The Milan criteria are widely used to determine eligibility for liver transplantation . In these criteria, patients who satisfy the following conditions are eligible for transplantation: a solitary tumor ≤5 cm in size, two or three oligonodular tumors of ≤3 cm, no distant metastases, and no major vascular invasion. In our case, the patient did not meet these criteria before the first course of PBT. However, after administration of two series of PBT the tumors were well controlled, the residual tumor had shrunk, and PVTT had disappeared, making the patient eligible for liver transplantation. A pathological examination showed that PVTT had disappeared and been replaced by a thrombus and that the main tumor had shrunk by up to 3 cm. This examination was performed soon after administration of radiotherapy, and it is likely that the tumor would have disappeared if long-term observation had been performed.
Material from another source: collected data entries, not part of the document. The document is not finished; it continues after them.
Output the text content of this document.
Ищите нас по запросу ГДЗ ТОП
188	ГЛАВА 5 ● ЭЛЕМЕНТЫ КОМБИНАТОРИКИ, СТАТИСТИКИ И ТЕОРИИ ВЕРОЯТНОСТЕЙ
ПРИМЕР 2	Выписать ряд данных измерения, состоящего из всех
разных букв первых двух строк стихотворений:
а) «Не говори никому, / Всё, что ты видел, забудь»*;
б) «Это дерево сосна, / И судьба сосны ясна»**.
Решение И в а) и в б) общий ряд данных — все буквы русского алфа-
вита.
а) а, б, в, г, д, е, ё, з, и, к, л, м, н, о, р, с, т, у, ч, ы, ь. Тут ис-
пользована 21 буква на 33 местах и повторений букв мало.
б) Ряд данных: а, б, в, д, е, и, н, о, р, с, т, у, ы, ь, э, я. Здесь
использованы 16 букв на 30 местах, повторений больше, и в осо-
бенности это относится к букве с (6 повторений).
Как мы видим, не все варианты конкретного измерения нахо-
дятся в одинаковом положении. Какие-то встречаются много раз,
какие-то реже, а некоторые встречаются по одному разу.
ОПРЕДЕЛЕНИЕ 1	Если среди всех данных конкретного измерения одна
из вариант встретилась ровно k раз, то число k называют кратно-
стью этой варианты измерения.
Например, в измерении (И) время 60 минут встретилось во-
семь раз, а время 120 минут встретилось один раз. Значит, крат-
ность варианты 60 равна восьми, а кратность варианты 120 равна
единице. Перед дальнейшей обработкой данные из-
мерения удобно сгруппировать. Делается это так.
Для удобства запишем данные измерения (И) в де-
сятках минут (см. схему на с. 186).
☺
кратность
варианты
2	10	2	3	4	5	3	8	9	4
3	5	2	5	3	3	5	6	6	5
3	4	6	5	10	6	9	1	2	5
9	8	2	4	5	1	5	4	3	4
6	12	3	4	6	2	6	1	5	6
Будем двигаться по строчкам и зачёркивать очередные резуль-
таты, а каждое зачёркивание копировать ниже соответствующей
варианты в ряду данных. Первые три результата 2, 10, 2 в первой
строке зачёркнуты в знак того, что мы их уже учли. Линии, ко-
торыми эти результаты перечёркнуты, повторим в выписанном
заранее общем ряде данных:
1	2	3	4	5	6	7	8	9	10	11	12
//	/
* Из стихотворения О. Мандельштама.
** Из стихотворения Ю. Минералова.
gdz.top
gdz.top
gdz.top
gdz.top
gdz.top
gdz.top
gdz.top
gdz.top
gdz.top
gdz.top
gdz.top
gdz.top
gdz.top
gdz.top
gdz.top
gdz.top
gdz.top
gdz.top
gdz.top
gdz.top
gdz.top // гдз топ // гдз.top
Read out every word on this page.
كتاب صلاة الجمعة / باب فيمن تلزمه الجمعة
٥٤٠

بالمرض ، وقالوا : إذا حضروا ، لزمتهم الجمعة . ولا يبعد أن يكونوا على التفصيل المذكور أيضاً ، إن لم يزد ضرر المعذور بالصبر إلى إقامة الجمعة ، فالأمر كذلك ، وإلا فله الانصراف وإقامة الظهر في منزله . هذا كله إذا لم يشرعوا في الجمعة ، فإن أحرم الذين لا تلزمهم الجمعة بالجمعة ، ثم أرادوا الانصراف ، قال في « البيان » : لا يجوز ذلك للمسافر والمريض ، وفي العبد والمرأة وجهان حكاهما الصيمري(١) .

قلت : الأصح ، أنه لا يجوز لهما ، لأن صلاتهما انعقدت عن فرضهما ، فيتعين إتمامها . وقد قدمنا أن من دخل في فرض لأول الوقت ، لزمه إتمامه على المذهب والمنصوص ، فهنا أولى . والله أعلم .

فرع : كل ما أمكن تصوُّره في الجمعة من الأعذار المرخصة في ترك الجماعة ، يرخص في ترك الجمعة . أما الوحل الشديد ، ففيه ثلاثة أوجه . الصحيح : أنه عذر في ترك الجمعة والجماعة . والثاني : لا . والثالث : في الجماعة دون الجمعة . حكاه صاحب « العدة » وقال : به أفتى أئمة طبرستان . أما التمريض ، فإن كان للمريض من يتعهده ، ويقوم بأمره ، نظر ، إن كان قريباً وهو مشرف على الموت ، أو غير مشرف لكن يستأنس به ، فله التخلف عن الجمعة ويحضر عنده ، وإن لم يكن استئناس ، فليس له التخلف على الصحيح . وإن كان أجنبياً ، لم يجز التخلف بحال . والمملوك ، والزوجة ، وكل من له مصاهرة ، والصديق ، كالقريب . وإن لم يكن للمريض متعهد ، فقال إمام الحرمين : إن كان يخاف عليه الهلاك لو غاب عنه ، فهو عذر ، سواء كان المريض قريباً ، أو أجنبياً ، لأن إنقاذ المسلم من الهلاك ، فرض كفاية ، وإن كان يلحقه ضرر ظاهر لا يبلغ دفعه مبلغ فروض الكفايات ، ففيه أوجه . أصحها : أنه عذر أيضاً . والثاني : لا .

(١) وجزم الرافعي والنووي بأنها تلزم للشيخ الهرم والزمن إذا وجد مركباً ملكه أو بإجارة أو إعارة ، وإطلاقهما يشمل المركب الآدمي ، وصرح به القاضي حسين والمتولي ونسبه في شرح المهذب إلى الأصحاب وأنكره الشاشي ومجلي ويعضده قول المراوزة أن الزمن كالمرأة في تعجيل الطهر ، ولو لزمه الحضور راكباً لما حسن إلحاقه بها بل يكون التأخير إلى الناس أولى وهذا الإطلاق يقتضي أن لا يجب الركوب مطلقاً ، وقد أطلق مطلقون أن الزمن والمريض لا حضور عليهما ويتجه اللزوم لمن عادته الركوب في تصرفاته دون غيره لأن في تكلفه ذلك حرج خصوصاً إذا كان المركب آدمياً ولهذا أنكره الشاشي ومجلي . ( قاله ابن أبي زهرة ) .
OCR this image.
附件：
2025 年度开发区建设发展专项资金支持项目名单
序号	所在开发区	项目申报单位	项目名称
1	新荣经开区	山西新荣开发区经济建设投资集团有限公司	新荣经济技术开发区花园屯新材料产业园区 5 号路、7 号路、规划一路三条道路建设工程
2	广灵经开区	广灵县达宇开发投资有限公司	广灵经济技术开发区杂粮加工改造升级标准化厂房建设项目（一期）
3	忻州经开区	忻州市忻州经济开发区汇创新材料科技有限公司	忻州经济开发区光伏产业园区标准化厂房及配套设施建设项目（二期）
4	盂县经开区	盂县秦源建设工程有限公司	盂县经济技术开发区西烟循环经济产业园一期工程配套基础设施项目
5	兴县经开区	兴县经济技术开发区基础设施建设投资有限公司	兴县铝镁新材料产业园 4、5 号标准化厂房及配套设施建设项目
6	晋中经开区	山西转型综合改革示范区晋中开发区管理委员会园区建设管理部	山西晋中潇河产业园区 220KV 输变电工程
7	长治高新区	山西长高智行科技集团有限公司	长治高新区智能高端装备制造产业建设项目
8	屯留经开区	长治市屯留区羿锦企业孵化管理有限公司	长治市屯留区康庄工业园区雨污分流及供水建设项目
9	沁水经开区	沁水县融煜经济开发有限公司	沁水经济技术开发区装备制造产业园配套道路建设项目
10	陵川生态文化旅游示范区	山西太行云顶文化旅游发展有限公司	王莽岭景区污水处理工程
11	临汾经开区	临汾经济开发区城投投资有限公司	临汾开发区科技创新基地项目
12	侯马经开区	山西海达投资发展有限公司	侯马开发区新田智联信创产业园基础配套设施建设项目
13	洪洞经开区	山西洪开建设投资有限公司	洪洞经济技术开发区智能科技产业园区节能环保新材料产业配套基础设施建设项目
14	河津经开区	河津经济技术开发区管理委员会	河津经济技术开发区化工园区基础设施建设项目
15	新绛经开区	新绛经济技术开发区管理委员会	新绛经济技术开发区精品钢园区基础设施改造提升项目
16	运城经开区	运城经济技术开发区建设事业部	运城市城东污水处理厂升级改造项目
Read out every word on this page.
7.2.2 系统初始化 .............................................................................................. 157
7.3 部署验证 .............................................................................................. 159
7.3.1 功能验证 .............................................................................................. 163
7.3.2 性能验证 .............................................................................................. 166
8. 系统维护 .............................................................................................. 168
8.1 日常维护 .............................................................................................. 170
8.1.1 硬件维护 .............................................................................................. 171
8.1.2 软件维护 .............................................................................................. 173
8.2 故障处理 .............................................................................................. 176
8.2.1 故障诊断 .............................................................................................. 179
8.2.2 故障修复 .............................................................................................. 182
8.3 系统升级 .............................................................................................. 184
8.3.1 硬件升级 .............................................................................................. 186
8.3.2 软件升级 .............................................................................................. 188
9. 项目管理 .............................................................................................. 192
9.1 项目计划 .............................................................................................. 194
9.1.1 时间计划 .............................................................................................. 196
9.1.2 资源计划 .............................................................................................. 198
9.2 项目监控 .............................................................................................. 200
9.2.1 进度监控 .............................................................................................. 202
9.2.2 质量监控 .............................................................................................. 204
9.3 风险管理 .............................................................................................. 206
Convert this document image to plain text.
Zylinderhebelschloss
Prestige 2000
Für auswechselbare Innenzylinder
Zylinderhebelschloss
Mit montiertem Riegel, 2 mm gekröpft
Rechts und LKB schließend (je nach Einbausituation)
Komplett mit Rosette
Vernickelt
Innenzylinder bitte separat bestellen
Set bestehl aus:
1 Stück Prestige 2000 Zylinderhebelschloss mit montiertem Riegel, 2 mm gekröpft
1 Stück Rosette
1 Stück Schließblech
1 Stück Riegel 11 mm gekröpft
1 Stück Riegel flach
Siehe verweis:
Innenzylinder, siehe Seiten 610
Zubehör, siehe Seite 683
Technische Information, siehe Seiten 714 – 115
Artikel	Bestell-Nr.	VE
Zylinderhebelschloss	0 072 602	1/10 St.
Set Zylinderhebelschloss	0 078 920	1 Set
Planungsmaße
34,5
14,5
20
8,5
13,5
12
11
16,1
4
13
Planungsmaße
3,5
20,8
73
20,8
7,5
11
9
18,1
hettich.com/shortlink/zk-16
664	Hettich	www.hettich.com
Our case is the first use of liver transplantation after PBT. Currently, PBT is not indicated for treatment of patients with liver dysfunction (Child-Pugh class C). Therefore, performance of liver transplantation for liver dysfunction after PBT is rare. In general, patients with large and/or vascular invasive HCC are not eligible for liver transplantation. However, these patients might be appropriate for this procedure if it could be performed after PBT. The efficacy and safety of PBT in HCC patients with liver dysfunction requires further examination, but it may be possible to perform PBT in patients with liver dysfunction (Child-Pugh Class C) who may not be indicated for liver transplantation because of the size of tumors and/or vascular invasion. If the tumor size can be decreased by PBT and the condition for liver transplantation is satisfied, it may be possible to establish a liver transplantation strategy for these patients.
This case shows that aggressive PBT can be used for treating advanced HCC, with subsequent liver transplantation for hepatic failure that may be caused by PBT. The successful outcome in this case suggests that planned liver transplantation after PBT has the possibility to be curative for patients with a poor condition. For example, initial PBT may be performed for a patient with poor liver function due to large HCC or PVTT. Patients in which the tumor is well controlled by PBT and with no other tumor outside the irradiated area after PBT could then be selected for liver transplantation. This proposed new treatment strategy of planned liver transplantation after PBT requires further investigation.
The study was supported in part by a Grant-in-Aid for Cancer Research (15-9) from the Ministry of Health, Labor, and Welfare of the Japanese Government.
Conflict of interest
The authors declare that they have no conflict of interest.